Claro que el mundo de la fantasía resulta más pequeño y mejor organizado. Piensen en el minimalismo del Principito, por ejemplo. En éste, el nuestro, la infanta fue orientada hacia una oficina de empleo donde presentó su currículum. No abundaban las ofertas para princesas no imputadas pero, en respeto a la ley de atención a la diversidad, encontró un buen trabajo en una casa del terror a las afueras de la ciudad.

En realidad, este fue su primer hogar. Allí se sintió aceptada y respetada; incluso envidiada, pues su ausencia de belleza ponía en tela de juicio la fealdad de los demás. Hubo abandonos e intentos de asesinato, conspiraciones, celos y otros condimentos de culebrón venezolano.

Allí conoció por primera vez el amor, una sensación que le recorría todo el cuerpo por debajo de la piel y que la hizo sentirse bella, una emoción tan nueva que tuvo que ir al baño una buena cantidad de veces. Él, era como un bosque, textualmente. Lo que más le gustaba a ella: los champiñones que le salían debajo de los sobacos, estaban tan ricos al ajillo.

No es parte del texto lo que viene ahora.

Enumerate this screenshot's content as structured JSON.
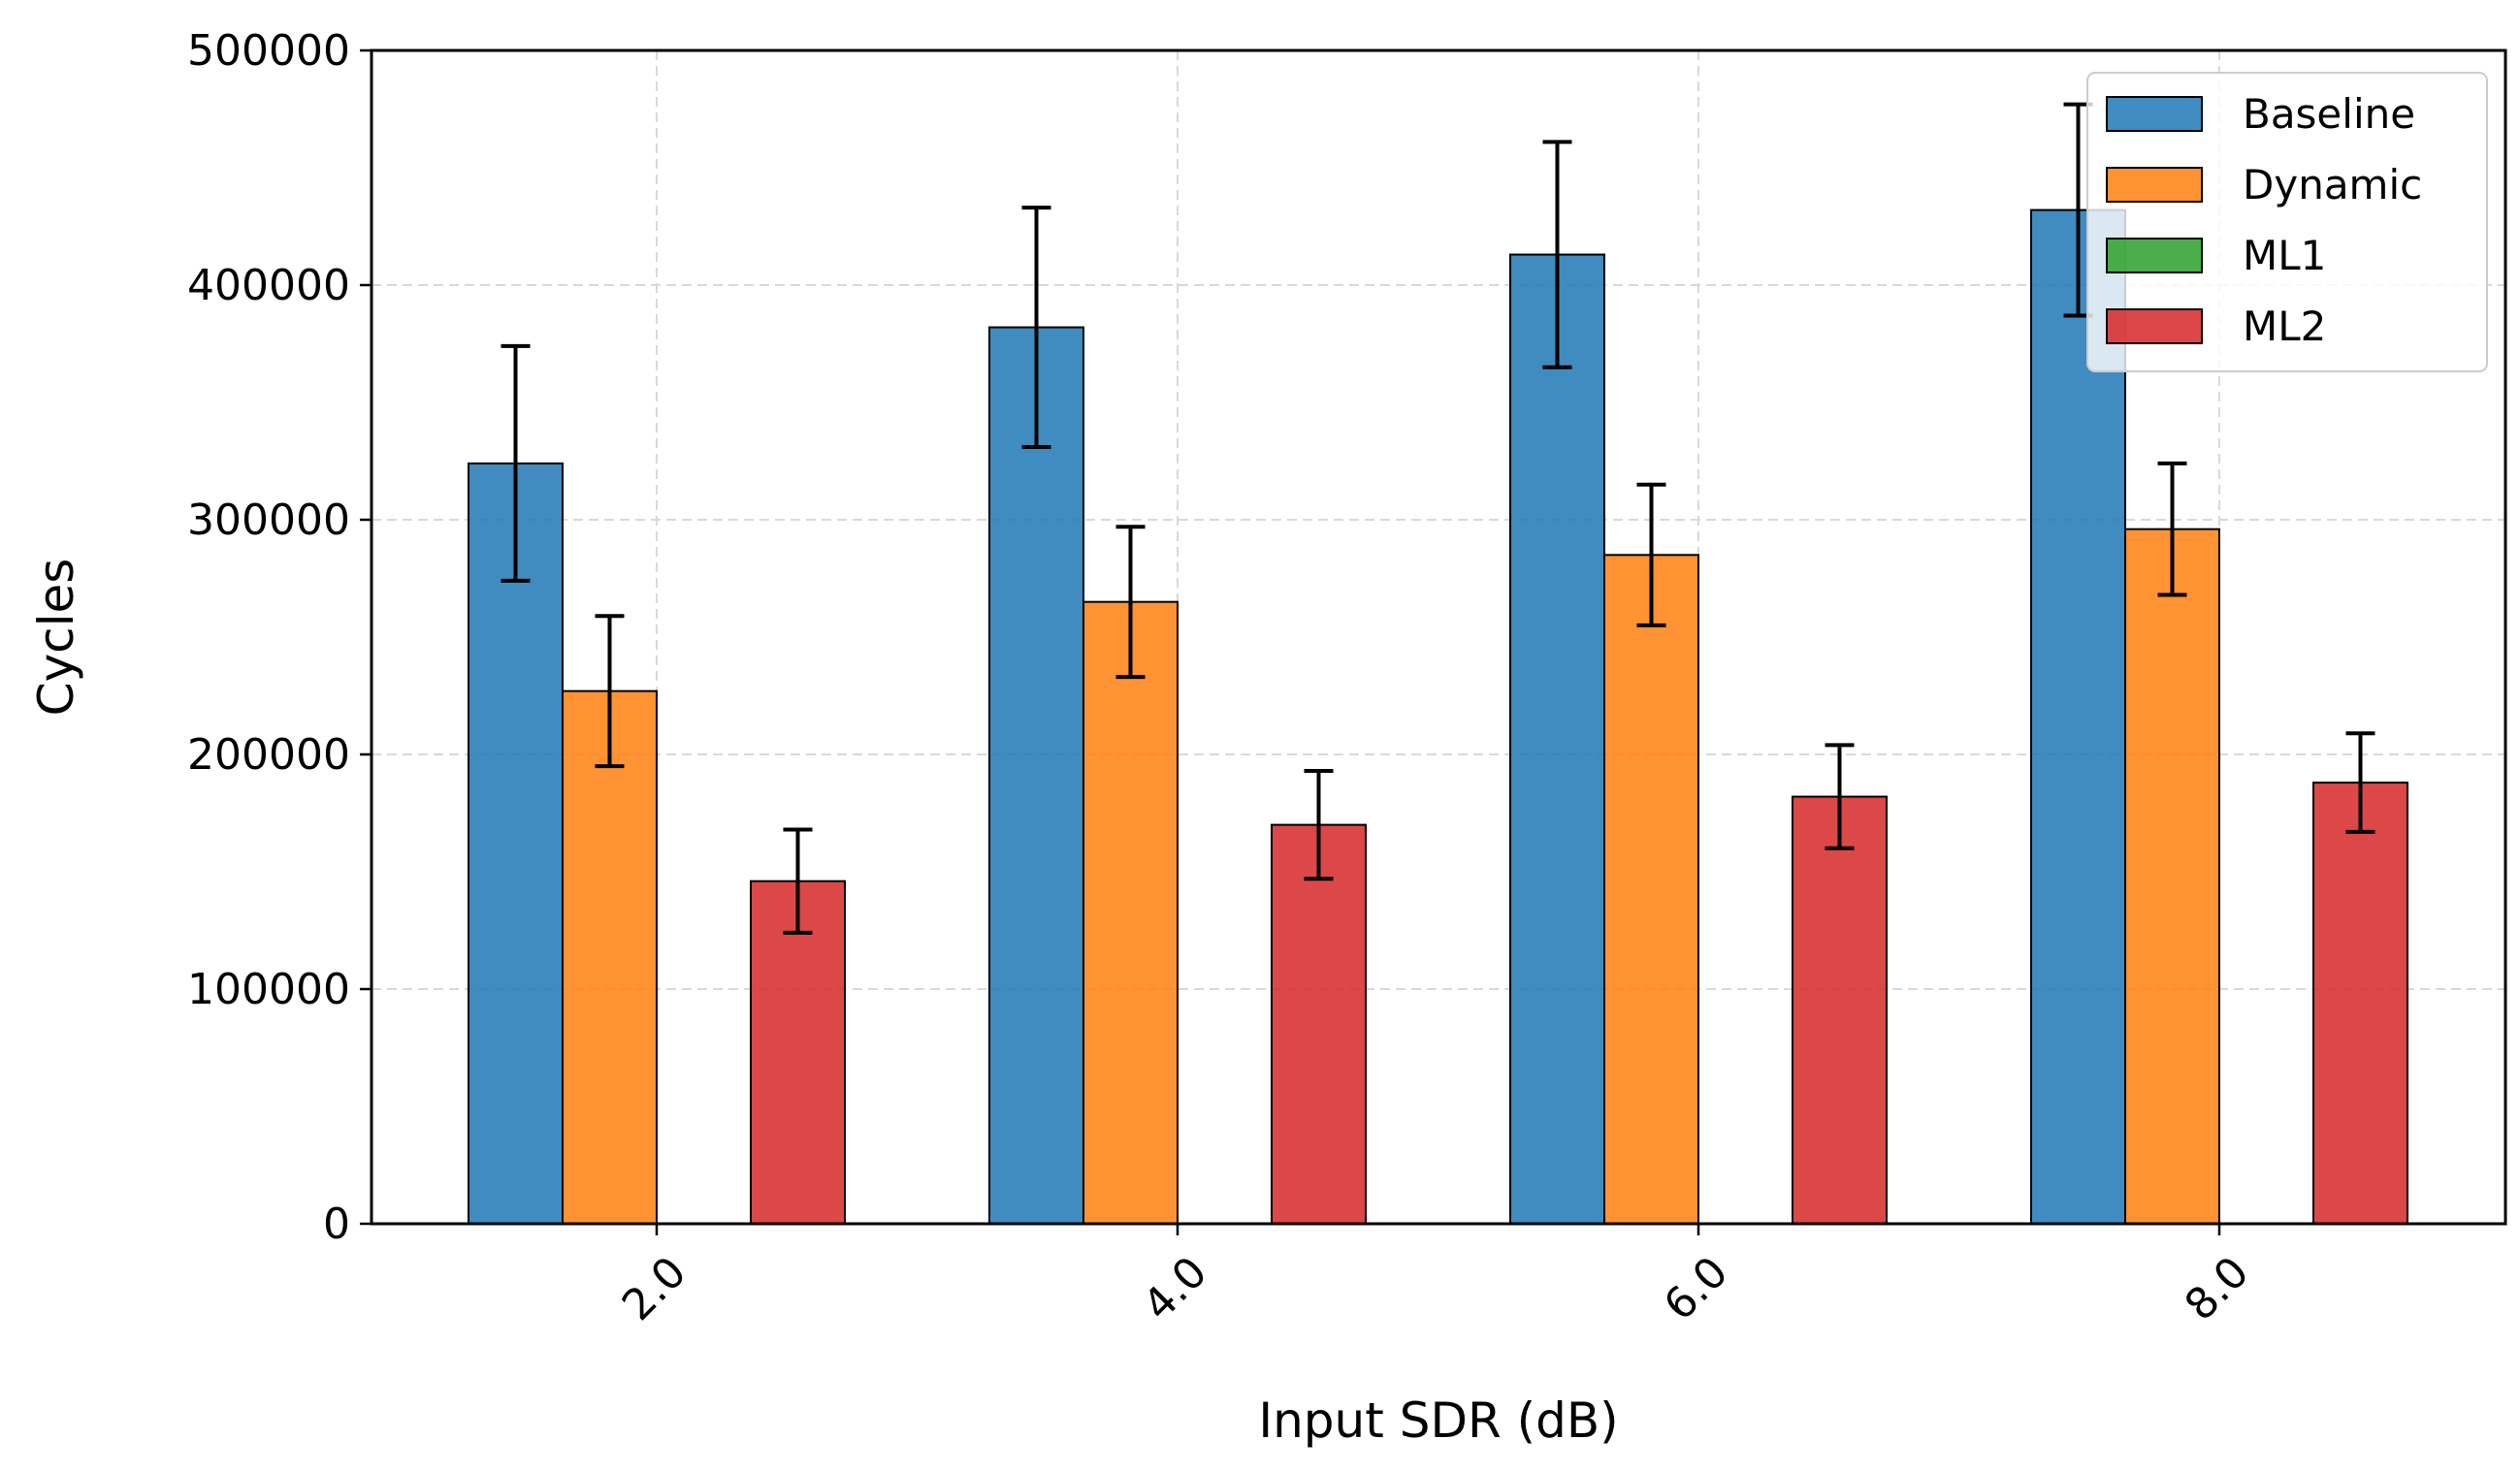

Fue un amor a lo Almodóvar, entregado y a oscuras, una auténtica experiencia táctil que a veces terminaba, milagrosamente, en un beso.

La princesa volvía a sentirse la protagonista de su propio cuento hasta cierta mañana, cuando fue denunciada por clientes que tras contemplarla, sufrían pesadillas de noche y de día. Sus compañeros/as la defendieron indignados/as, definiéndola como modelo de entrega y profesionalidad. Dar sustos era su vocación. Hasta que mandó a dos al hospital y uno de infarto murió.

La cárcel no resultó tan mala y, en contra de lo que malimagine la gente, allí hizo buenas amistades. Los asesinos en serie, estafadores, terroristas y, hasta los políticos, se sentían muy cómodos contándole sus problemas, porque ella, a diferencia de pseudopsicólogos y resto de leguleyos, sabía escuchar. Ponía, no sé, una cara de interés tan única que provocaba en ellos un acto de confesión que, de enterarse la iglesia, la habría nombrado obispa.

Aprovechó su larga estancia para estudiar sociología y, antes de cumplir condena, publicó su primera investigación: “Belleza Interior”. No obtuvo demasiado éxito y terminó en las estanterías de libros de autoayuda junto a Coello y Bucay.

No se supo más de ella y creo que tampoco le importó. Pero me gusta imaginarla habitando en algún iglú de la Antártida mientras sus vástagos, como monstruos del imaginario romántico, se confunden con los pingüinos en una maravillosa universidad de la vida. Todavía recuerdo un pasaje de su obra que rozó mi sensibilidad: “Somos bellos cuando conseguimos que otra persona sea feliz a pesar de nuestra propia miseria”.

Me quedó una cosa por apuntar, odiaba por encima de todas las cosas, los finales con perdices.